City of Hope’s Michael A. Friedman, M.D., president and chief executive officer, had three key words for employees at his December 2009 City Forum: caution, change and confidence.
Friedman used the quarterly talk, held before a packed audience at Cooper Auditorium, to review the year’s successes and share a guardedly optimistic outlook for City of Hope’s financial footing and infrastructure progress this year.
|Michael Friedman discusses 2009 achievements. (Photo by Alicia Di Rado)|
He pointed out that the future holds much economic uncertainty, particularly with the impact of health-care reform legislation. However, he said, City of Hope starts off in a strong position and will become even more successful as it becomes more efficient and more effectively integrated.
In the future, academic medical centers that deliver objectively better patient care (better outcomes) in a more cost-effective manner will prosper, he said. “I think we are fantastically positioned to do that.”
While Friedman expressed confidence, he also noted that this is a time when innovation and prioritization will be vital. It will be a time of careful but sustained growth and consolidation; there will likely be changes throughout City of Hope because of the dynamic and evolving health-care and research environments.
“As the stewards of a precious legacy at City of Hope, our challenge is to preserve our tradition of excellence and caring as we move ahead to the future,” he said.
Friedman cited various milestones in 2009, including completion of the Michael Amini Transfusion Medicine Center and Arnold and Mabel Beckman Center for Cancer Immunotherapeutics & Tumor Immunology. He also noted an influx of dollars to support research from the American Recovery and Reinvestment Act and the California Institute for Regenerative Medicine.
Other successes included launch of the City of Hope Information System, successful hospital surveys, high inpatient satisfaction scores, improvements in patient care created through the Accelerating Care Excellence program, a new faculty appointment and promotion policy, the naming of the Irell & Manella Graduate School of Biological Sciences and partnerships with major sports teams and initiatives such as the Dodgers, Chivas USA and FOX Sports Supports.
In a time when many institutions are laying off or furloughing staff, City of Hope gained 158 full-time positions in 2009, he noted, primarily in the medical center.
“We’ve worked hard to make sure our patient care and our research moved forward,” he said.
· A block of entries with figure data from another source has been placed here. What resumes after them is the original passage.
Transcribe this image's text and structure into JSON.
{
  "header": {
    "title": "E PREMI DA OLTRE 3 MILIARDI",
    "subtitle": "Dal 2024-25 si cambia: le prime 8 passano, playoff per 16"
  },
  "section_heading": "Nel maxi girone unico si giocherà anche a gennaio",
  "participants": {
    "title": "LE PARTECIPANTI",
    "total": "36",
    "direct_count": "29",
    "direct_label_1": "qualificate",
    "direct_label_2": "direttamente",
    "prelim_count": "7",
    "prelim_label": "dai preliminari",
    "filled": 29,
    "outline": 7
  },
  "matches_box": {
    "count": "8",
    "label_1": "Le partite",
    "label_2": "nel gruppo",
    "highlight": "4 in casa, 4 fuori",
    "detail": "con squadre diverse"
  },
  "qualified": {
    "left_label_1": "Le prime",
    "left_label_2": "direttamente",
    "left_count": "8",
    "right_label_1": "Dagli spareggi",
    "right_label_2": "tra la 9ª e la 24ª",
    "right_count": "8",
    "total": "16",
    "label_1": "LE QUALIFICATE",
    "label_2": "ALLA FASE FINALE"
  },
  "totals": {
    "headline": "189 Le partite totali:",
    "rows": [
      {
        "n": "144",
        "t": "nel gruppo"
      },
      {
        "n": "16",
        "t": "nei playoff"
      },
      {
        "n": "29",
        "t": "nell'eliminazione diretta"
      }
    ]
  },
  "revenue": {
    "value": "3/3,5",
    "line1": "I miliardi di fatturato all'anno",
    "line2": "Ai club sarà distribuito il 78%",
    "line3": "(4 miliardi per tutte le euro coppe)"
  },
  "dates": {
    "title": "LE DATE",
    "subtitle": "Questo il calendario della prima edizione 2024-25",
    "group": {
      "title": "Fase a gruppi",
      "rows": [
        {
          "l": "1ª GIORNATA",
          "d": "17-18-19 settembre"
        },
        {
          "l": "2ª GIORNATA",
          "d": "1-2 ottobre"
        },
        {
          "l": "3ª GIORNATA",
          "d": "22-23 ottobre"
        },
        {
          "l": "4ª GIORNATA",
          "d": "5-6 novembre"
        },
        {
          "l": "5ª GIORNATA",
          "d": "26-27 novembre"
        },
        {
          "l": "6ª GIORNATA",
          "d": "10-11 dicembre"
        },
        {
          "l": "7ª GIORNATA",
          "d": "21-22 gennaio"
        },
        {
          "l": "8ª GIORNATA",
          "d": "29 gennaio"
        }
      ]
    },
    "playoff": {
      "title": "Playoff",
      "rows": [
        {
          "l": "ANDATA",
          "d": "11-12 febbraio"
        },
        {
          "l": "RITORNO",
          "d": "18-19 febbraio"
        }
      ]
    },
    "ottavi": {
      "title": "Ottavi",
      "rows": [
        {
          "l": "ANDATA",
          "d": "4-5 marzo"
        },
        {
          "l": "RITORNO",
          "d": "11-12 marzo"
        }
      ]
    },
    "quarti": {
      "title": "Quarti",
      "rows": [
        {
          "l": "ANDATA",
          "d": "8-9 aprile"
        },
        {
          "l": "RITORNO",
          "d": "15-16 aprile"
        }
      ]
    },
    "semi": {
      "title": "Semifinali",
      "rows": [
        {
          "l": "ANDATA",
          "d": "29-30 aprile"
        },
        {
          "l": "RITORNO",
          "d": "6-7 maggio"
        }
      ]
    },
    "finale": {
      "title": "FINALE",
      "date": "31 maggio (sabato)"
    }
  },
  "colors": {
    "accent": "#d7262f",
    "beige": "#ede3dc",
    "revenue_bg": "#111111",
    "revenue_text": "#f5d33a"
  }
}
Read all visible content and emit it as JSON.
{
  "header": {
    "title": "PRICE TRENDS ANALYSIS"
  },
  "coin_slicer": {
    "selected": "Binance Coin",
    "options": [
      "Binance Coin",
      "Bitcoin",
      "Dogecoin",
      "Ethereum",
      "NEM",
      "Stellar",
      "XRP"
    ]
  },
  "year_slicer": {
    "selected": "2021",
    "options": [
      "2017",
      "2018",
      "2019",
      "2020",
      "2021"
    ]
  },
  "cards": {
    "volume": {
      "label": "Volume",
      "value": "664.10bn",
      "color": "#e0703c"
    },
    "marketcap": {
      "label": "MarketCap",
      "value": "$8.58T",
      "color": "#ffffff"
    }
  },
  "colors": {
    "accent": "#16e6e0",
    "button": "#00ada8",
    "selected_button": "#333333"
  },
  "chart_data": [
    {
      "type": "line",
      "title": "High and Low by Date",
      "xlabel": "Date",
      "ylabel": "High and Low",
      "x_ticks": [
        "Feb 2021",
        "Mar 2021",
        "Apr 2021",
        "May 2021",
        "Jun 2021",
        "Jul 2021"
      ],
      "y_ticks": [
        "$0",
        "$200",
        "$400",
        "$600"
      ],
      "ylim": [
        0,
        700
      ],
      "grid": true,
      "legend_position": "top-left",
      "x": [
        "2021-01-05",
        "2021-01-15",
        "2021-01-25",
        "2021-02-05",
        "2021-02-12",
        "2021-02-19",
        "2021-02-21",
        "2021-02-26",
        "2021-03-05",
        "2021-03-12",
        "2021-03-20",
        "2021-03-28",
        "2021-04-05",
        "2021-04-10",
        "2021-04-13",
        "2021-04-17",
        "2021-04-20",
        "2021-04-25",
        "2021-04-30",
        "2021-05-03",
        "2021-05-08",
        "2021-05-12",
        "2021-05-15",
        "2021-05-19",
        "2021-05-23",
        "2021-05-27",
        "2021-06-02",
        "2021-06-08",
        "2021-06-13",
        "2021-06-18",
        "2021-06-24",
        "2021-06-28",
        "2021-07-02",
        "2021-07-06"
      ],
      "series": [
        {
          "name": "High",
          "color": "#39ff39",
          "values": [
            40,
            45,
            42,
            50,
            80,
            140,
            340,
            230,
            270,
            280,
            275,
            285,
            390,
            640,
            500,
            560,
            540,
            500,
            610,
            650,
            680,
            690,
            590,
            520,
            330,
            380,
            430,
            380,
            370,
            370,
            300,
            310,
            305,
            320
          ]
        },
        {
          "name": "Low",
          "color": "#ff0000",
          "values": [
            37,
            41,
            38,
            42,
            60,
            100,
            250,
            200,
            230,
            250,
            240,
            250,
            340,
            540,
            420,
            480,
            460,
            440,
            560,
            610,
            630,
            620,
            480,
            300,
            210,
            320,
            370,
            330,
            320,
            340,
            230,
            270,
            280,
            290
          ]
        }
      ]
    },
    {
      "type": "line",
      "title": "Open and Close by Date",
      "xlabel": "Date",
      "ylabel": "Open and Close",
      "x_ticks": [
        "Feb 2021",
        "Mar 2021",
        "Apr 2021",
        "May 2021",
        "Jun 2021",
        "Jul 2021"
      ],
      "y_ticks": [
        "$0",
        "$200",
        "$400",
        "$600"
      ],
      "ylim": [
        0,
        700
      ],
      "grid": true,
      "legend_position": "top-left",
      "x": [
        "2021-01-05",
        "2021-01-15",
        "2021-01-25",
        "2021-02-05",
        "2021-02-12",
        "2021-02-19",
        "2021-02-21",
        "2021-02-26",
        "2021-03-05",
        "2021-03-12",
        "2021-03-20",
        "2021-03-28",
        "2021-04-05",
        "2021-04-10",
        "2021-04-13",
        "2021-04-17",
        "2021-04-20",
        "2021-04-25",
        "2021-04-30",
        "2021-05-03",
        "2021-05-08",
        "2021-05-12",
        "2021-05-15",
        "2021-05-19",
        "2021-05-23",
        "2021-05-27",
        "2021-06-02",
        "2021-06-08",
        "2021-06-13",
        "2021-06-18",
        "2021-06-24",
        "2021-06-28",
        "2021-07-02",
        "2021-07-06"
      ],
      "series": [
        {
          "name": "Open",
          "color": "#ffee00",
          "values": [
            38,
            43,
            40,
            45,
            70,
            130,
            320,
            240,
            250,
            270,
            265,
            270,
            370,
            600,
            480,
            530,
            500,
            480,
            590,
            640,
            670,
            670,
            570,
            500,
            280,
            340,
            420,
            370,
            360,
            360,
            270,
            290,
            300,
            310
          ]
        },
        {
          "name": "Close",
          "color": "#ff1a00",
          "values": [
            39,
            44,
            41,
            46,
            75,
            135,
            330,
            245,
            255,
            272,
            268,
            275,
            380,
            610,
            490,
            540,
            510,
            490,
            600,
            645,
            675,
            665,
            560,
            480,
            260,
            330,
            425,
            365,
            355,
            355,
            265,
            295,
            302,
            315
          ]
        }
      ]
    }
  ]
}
For 2010, the organization is committed to several efforts. First, City of Hope will continue to enhance and protect patient safety. It also will continue to pursue improvements in care for outpatients, he said.
On the campus, the organization aims to complete ongoing construction projects at or under budget, he noted.
City of Hope also will foster its growing “strategic integrated programs,” multidisciplinary care-and-research programs in prostate, gastrointestinal and women’s cancers. At the same time, the organization seeks to more efficiently align its programs in cancer and diabetes and pursue greater grant funding.
Friedman also noted that the institution must undergo continued review by the Joint Commission and pursue reaccreditation for the graduate school and comprehensive cancer center.
All of this must happen with finite funds, emphasizing the importance of efficiency, creativity and prudent spending aligned with the organization’s needs.
“We are in a position of stability. We are in a position of strength,” Friedman said. “I have great optimism that if we continue on the path we are on, not only will we survive, we will be dramatically successful.”